Current global climate policies are failing to curb fossil fuel reliance, leaving the world on track for a 2.4°C temperature rise by the end of the century. The International Energy Agency warns that without a sharp, systemic phase-out of oil, gas, and coal, the Paris Agreement’s 1.5°C threshold remains unreachable.

IEA Warns Current Fossil Fuel Policy Risks 2.4°C Global Warming

The latest World Energy Outlook report acknowledges the rapid expansion of solar, wind, and electric vehicle adoption, yet highlights a critical contradiction: clean energy growth is being cannibalized by persistent fossil fuel consumption. Even with current policy advancements, global emissions remain dangerously high. Executive Director Fatih Birol described the clean energy transition as unstoppable, though he emphasized that preventing catastrophic warming depends entirely on the speed of the shift.

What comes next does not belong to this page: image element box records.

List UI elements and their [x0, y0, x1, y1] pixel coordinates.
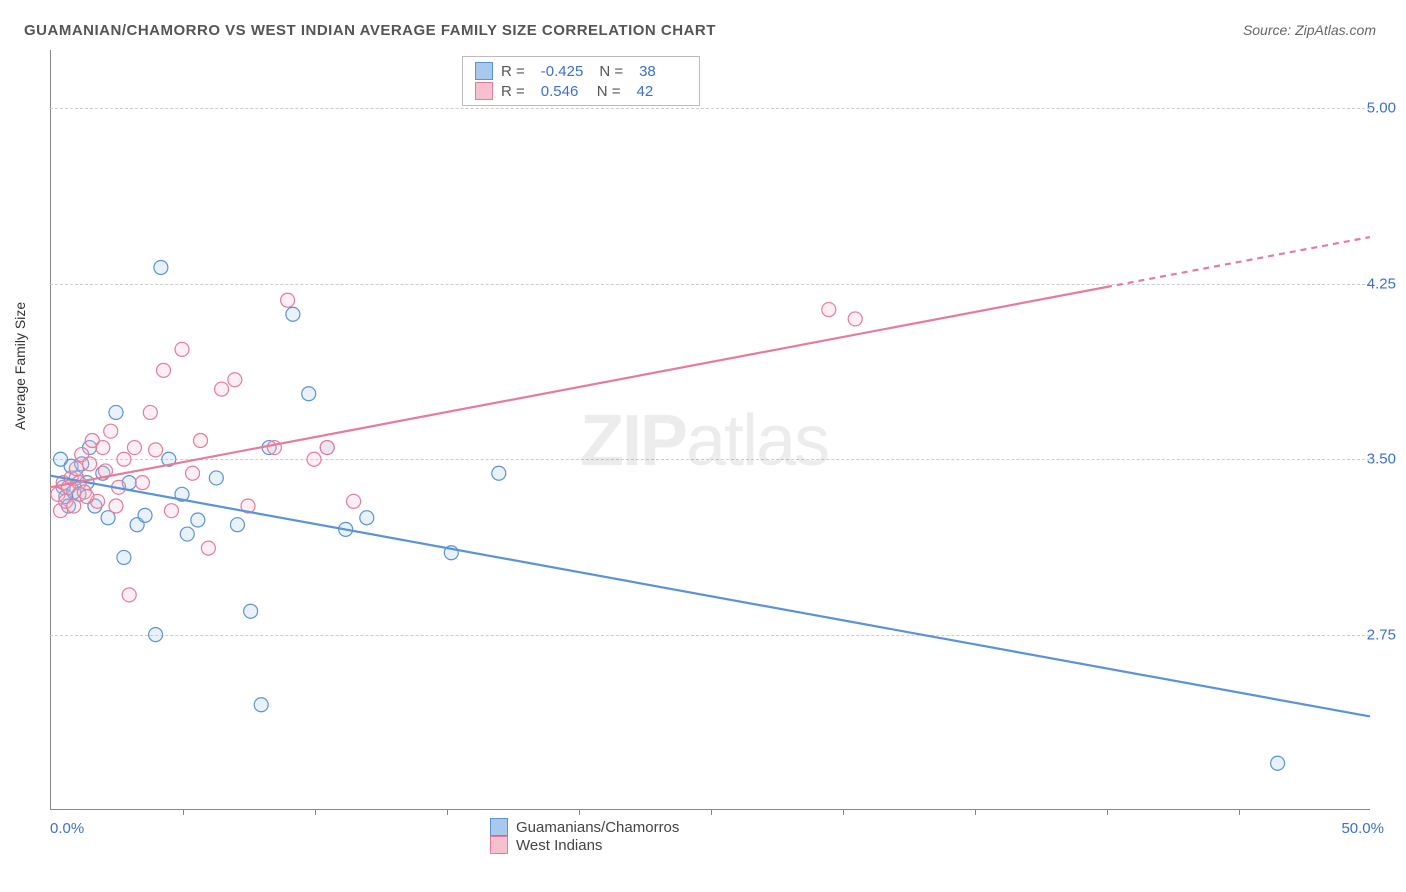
scatter-point-guamanians	[149, 628, 163, 642]
legend-swatch	[490, 818, 508, 836]
legend-stats-row-guamanians: R = -0.425 N = 38	[475, 61, 687, 81]
scatter-point-west_indians	[320, 441, 334, 455]
scatter-point-west_indians	[307, 452, 321, 466]
r-value: -0.425	[533, 63, 592, 80]
n-value: 42	[629, 83, 685, 100]
scatter-point-guamanians	[154, 260, 168, 274]
trendline-west_indians	[50, 287, 1106, 487]
scatter-point-west_indians	[848, 312, 862, 326]
n-label: N =	[597, 83, 621, 100]
scatter-point-guamanians	[302, 387, 316, 401]
scatter-point-west_indians	[122, 588, 136, 602]
legend-stats-row-west_indians: R = 0.546 N = 42	[475, 81, 687, 101]
n-label: N =	[599, 63, 623, 80]
scatter-point-west_indians	[109, 499, 123, 513]
scatter-point-guamanians	[492, 466, 506, 480]
legend-series-item-guamanians: Guamanians/Chamorros	[490, 818, 679, 836]
r-value: 0.546	[533, 83, 589, 100]
r-label: R =	[501, 83, 525, 100]
plot-svg	[50, 50, 1370, 810]
trendline-west_indians-extrapolated	[1106, 237, 1370, 287]
scatter-point-west_indians	[83, 457, 97, 471]
scatter-point-west_indians	[186, 466, 200, 480]
legend-series-label: West Indians	[516, 837, 602, 854]
scatter-point-guamanians	[109, 405, 123, 419]
scatter-point-west_indians	[143, 405, 157, 419]
scatter-point-guamanians	[1271, 756, 1285, 770]
scatter-point-guamanians	[191, 513, 205, 527]
scatter-point-west_indians	[149, 443, 163, 457]
y-tick-label: 4.25	[1367, 275, 1396, 292]
scatter-point-guamanians	[209, 471, 223, 485]
scatter-point-guamanians	[286, 307, 300, 321]
scatter-point-guamanians	[230, 518, 244, 532]
scatter-point-west_indians	[228, 373, 242, 387]
scatter-point-west_indians	[267, 441, 281, 455]
scatter-point-west_indians	[117, 452, 131, 466]
scatter-point-guamanians	[254, 698, 268, 712]
legend-series-label: Guamanians/Chamorros	[516, 819, 679, 836]
scatter-point-west_indians	[215, 382, 229, 396]
legend-swatch	[475, 82, 493, 100]
scatter-point-west_indians	[164, 504, 178, 518]
scatter-point-west_indians	[193, 434, 207, 448]
y-axis-label: Average Family Size	[12, 302, 28, 430]
scatter-point-west_indians	[80, 490, 94, 504]
chart-title: GUAMANIAN/CHAMORRO VS WEST INDIAN AVERAG…	[24, 22, 716, 39]
scatter-point-west_indians	[175, 342, 189, 356]
scatter-point-guamanians	[360, 511, 374, 525]
scatter-point-guamanians	[117, 550, 131, 564]
x-axis-end-label: 50.0%	[1341, 820, 1384, 837]
legend-stats: R = -0.425 N = 38 R = 0.546 N = 42	[462, 56, 700, 106]
scatter-point-guamanians	[244, 604, 258, 618]
y-tick-label: 5.00	[1367, 100, 1396, 117]
y-tick-label: 3.50	[1367, 451, 1396, 468]
scatter-point-west_indians	[135, 476, 149, 490]
trendline-guamanians	[50, 476, 1370, 717]
legend-series-item-west_indians: West Indians	[490, 836, 679, 854]
y-tick-label: 2.75	[1367, 626, 1396, 643]
scatter-point-west_indians	[67, 499, 81, 513]
scatter-point-west_indians	[201, 541, 215, 555]
scatter-point-guamanians	[180, 527, 194, 541]
scatter-point-west_indians	[69, 462, 83, 476]
x-axis-start-label: 0.0%	[50, 820, 84, 837]
scatter-point-west_indians	[347, 494, 361, 508]
r-label: R =	[501, 63, 525, 80]
scatter-point-west_indians	[281, 293, 295, 307]
n-value: 38	[631, 63, 687, 80]
scatter-point-west_indians	[157, 363, 171, 377]
scatter-point-west_indians	[127, 441, 141, 455]
scatter-point-west_indians	[96, 441, 110, 455]
source-attribution: Source: ZipAtlas.com	[1243, 22, 1376, 38]
scatter-point-west_indians	[104, 424, 118, 438]
scatter-point-guamanians	[138, 508, 152, 522]
legend-swatch	[490, 836, 508, 854]
legend-series: Guamanians/ChamorrosWest Indians	[490, 818, 679, 854]
legend-swatch	[475, 62, 493, 80]
scatter-point-west_indians	[822, 303, 836, 317]
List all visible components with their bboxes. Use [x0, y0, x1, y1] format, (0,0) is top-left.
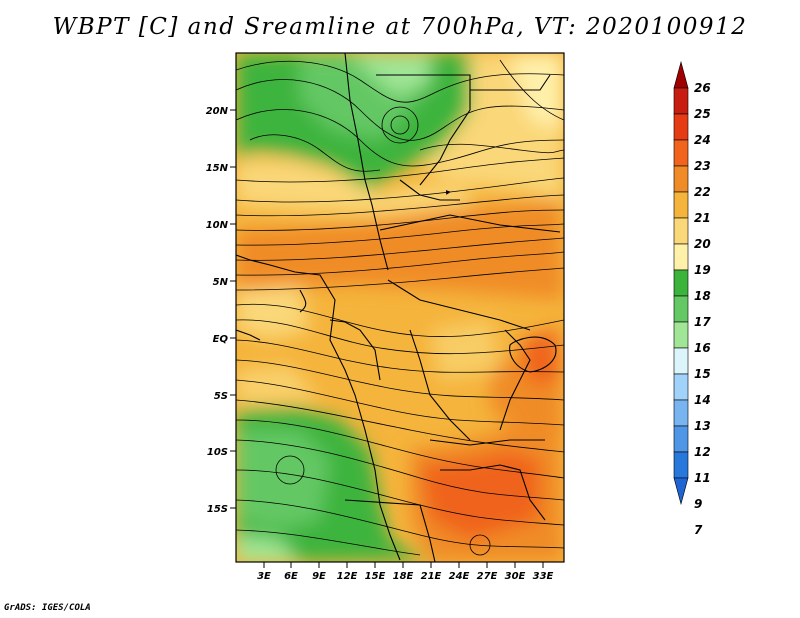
colorbar-swatch	[673, 399, 689, 427]
colorbar-swatch	[673, 269, 689, 297]
colorbar-swatch	[673, 295, 689, 323]
credit-text: GrADS: IGES/COLA	[4, 603, 91, 613]
lon-label: 12E	[337, 571, 358, 582]
wbpt-field	[236, 53, 564, 562]
lat-label: 15N	[206, 163, 229, 174]
colorbar-label: 23	[694, 159, 711, 173]
lat-label: 5S	[214, 391, 228, 402]
lon-label: 3E	[257, 571, 271, 582]
map-frame	[235, 52, 565, 563]
country-borders	[236, 53, 561, 562]
colorbar-label: 7	[694, 523, 703, 537]
colorbar-cap-bottom	[673, 477, 689, 506]
lon-label: 15E	[365, 571, 386, 582]
lat-label: 10S	[207, 447, 228, 458]
colorbar-cap-top	[673, 60, 689, 89]
colorbar-label: 24	[694, 133, 711, 147]
colorbar-swatch	[673, 165, 689, 193]
colorbar-label: 21	[694, 211, 711, 225]
lon-label: 30E	[505, 571, 526, 582]
latitude-axis: 20N 15N 10N 5N EQ 5S 10S 15S	[206, 106, 236, 515]
colorbar-labels: 26 25 24 23 22 21 20 19 18 17 16 15 14 1…	[694, 81, 711, 537]
lon-label: 9E	[312, 571, 326, 582]
colorbar-swatch	[673, 347, 689, 375]
lon-label: 6E	[284, 571, 298, 582]
streamlines	[236, 59, 564, 556]
colorbar-label: 19	[694, 263, 711, 277]
lat-label: 5N	[213, 277, 229, 288]
colorbar-swatch	[673, 425, 689, 453]
lon-label: 27E	[477, 571, 498, 582]
colorbar-label: 22	[694, 185, 711, 199]
colorbar-label: 26	[694, 81, 711, 95]
colorbar-swatch	[673, 451, 689, 479]
colorbar	[673, 60, 689, 506]
colorbar-swatch	[673, 139, 689, 167]
lat-label: 20N	[206, 106, 229, 117]
colorbar-swatch	[673, 87, 689, 115]
colorbar-swatch	[673, 113, 689, 141]
colorbar-label: 11	[694, 471, 711, 485]
colorbar-swatch	[673, 321, 689, 349]
colorbar-swatch	[673, 243, 689, 271]
colorbar-label: 25	[694, 107, 711, 121]
colorbar-label: 13	[694, 419, 711, 433]
lat-label: 10N	[206, 220, 229, 231]
colorbar-swatch	[673, 217, 689, 245]
lon-label: 33E	[533, 571, 554, 582]
map-title: WBPT [C] and Sreamline at 700hPa, VT: 20…	[52, 14, 748, 40]
lon-label: 18E	[393, 571, 414, 582]
colorbar-swatch	[673, 373, 689, 401]
lon-label: 24E	[449, 571, 470, 582]
lat-label: 15S	[207, 504, 228, 515]
colorbar-label: 15	[694, 367, 711, 381]
colorbar-label: 16	[694, 341, 711, 355]
longitude-axis: 3E 6E 9E 12E 15E 18E 21E 24E 27E 30E 33E	[257, 562, 554, 582]
lat-label: EQ	[213, 334, 229, 345]
colorbar-label: 14	[694, 393, 711, 407]
colorbar-swatch	[673, 191, 689, 219]
colorbar-label: 17	[694, 315, 711, 329]
colorbar-label: 12	[694, 445, 711, 459]
colorbar-label: 18	[694, 289, 711, 303]
colorbar-label: 9	[694, 497, 702, 511]
lon-label: 21E	[421, 571, 442, 582]
colorbar-label: 20	[694, 237, 711, 251]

With the COP28 summit approaching in the United Arab Emirates, the findings serve as a stark baseline for negotiations. Kelly Trout of Oil Change International noted that the current trajectory creates a deadly gap between existing policy and the necessary decline in emissions. Experts point to a surge in new liquefied natural gas projects—primarily in the United States and Qatar—as a direct violation of international climate commitments. Greenpeace International policy coordinator Kaisa Kosonen argued that nations cannot claim to support climate action while simultaneously greenlighting infrastructure that locks the world into further warming and ecological destruction.